Граф снисходительно улыбнулся ее горячности.

— На это не надо давать разрешения. Все, кто с вами рядом, чувствуют подъем сил, хотя вы этого не ощущаете. Как бы вам это объяснить? — Он рассеянно посмотрел вокруг, ища пример для сравнения. Его взгляд скользнул по вышитым на штандарте золотым цветам, он довольно хмыкнул и сказал: — Когда вы стоите рядом с душистым цветком, вы вдыхаете его аромат, хотя цветку все равно, чем вы дышите. Он вас и не замечает. То же происходит и с людьми, стоящими рядом с вами. От вас исходят флюиды, от которых все чувствуют себя лучше. Но не все это осознают.

— И что, эти флюиды есть только у меня? — недоверчиво уточнила Амирель. Ее беспокойство нарастало. Стоять рядом с мертвецом и вести светские разговоры казалось ей кощунством.

Но граф слишком увлекся необычной темой и забыл, где он находится.

— Они есть у всех людей, хоть и в разной степени. Разве вы не замечали, что даже не глядя на человека, можно точно определить, злой он или добрый, какое у него настроение? Просто ваши флюиды врачуют, продляя жизни, а у обычных людей отражают их внутреннее состояние и только. И в соответствии с этим действуют на окружающих либо хорошо, либо плохо. Все очень просто.

Просто не было. Мир, прежде такой ясный и понятный, состоявший лишь из белого и черного, становился все сложнее и запутаннее. Амирель замолчала, глядя на умиротворенное лицо человека, который столько ей дал.

Граф, тоже глядя на лежащего перед ним покойника, задумчиво признал:

— Сейчас брат выглядит почти как мой ровесник, а ведь он старше меня почти на сорок лет. Он первенец, я заскребыш. Я родился очень поздно, от второй жены отца, меня никто и не ждал. Между нами были еще дети, но в живых остались только две моих старших сестры.

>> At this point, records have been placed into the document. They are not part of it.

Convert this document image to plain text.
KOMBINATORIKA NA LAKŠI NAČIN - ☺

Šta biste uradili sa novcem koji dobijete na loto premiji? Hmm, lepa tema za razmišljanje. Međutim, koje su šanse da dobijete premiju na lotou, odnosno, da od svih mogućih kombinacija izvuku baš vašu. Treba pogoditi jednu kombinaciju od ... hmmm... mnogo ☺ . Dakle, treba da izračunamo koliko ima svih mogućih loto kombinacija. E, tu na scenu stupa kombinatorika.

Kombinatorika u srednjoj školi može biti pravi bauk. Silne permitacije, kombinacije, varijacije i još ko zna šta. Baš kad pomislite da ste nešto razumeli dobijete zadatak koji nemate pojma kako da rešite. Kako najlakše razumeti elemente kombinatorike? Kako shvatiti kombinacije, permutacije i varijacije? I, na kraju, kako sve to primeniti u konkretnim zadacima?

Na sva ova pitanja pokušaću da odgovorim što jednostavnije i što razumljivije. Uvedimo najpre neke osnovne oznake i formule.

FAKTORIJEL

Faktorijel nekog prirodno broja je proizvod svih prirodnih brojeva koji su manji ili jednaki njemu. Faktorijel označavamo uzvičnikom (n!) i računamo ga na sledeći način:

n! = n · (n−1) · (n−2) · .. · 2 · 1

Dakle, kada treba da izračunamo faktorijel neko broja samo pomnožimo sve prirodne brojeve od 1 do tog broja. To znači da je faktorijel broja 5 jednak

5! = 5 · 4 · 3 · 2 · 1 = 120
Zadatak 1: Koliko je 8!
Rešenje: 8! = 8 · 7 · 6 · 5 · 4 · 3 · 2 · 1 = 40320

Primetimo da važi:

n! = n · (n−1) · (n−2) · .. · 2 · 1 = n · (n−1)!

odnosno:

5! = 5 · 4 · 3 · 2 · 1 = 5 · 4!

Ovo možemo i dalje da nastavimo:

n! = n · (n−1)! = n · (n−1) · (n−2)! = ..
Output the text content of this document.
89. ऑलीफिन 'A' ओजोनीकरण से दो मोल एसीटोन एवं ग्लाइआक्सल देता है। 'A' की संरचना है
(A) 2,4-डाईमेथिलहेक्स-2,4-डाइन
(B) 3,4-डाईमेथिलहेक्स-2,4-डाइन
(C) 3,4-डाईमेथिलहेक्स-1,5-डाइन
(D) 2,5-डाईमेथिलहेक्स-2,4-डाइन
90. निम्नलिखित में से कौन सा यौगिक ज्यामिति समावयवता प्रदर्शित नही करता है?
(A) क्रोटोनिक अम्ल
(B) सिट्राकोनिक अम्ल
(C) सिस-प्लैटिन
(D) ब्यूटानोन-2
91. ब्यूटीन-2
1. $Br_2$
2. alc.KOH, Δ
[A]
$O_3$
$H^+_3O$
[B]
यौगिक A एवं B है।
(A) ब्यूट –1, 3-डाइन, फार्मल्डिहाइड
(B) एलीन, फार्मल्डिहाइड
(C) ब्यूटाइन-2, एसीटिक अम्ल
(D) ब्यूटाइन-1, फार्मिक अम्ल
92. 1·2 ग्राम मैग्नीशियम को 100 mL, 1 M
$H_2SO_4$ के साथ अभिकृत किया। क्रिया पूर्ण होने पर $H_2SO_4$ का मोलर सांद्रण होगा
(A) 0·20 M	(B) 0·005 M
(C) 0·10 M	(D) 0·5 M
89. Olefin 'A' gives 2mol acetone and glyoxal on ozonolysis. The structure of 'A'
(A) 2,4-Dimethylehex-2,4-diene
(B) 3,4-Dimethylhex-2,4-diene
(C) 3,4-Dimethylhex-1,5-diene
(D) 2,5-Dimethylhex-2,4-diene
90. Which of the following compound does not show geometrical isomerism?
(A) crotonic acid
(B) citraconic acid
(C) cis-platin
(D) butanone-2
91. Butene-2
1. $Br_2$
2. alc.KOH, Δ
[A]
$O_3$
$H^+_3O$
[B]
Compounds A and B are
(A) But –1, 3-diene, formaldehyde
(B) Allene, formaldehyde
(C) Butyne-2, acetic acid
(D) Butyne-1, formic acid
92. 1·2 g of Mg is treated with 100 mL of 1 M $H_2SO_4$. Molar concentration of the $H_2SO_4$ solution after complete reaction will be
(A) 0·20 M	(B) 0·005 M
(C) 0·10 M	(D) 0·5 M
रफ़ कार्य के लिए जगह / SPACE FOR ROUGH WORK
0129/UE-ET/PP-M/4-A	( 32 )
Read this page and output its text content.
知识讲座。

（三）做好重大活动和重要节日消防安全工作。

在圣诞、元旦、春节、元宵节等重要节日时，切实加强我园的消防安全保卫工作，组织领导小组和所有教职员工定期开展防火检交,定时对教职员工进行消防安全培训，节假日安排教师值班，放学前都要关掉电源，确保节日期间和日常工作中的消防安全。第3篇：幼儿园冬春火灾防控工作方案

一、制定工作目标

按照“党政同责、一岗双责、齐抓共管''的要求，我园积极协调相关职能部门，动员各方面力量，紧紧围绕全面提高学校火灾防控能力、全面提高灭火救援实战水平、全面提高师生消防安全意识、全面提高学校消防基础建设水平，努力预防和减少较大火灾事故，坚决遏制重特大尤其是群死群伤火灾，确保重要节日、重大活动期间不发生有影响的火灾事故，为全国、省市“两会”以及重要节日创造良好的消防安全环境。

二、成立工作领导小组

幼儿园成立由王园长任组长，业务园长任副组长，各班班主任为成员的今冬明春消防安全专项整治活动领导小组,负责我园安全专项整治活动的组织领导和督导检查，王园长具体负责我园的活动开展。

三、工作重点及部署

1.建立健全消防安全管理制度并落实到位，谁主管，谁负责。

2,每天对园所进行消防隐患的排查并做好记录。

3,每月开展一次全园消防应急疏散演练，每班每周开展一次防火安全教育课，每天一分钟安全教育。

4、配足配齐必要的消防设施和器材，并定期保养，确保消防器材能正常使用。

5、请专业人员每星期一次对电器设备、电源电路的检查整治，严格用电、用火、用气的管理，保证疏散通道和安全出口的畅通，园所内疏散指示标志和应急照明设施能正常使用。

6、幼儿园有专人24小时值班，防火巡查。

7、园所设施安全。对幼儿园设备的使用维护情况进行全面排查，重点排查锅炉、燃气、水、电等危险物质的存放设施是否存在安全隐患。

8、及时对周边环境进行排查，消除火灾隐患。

Ведь в королевстве не было королевы, способной одним своим присутствием прогнать любую хворь, — и он с улыбкой посмотрел на девушку.

Не поняв его намека, Амирель оглянулась вокруг. Неужели никто не придет бодрствовать у одра покойника? Ей не нравилось такое непочтительное отношение к тому, кто столько сделал и для нее, и для своего младшего брата, да и вообще совершил множество добрых дел. Одни ее односельчане будут вспоминать его с искренней благодарностью еще много-много лет.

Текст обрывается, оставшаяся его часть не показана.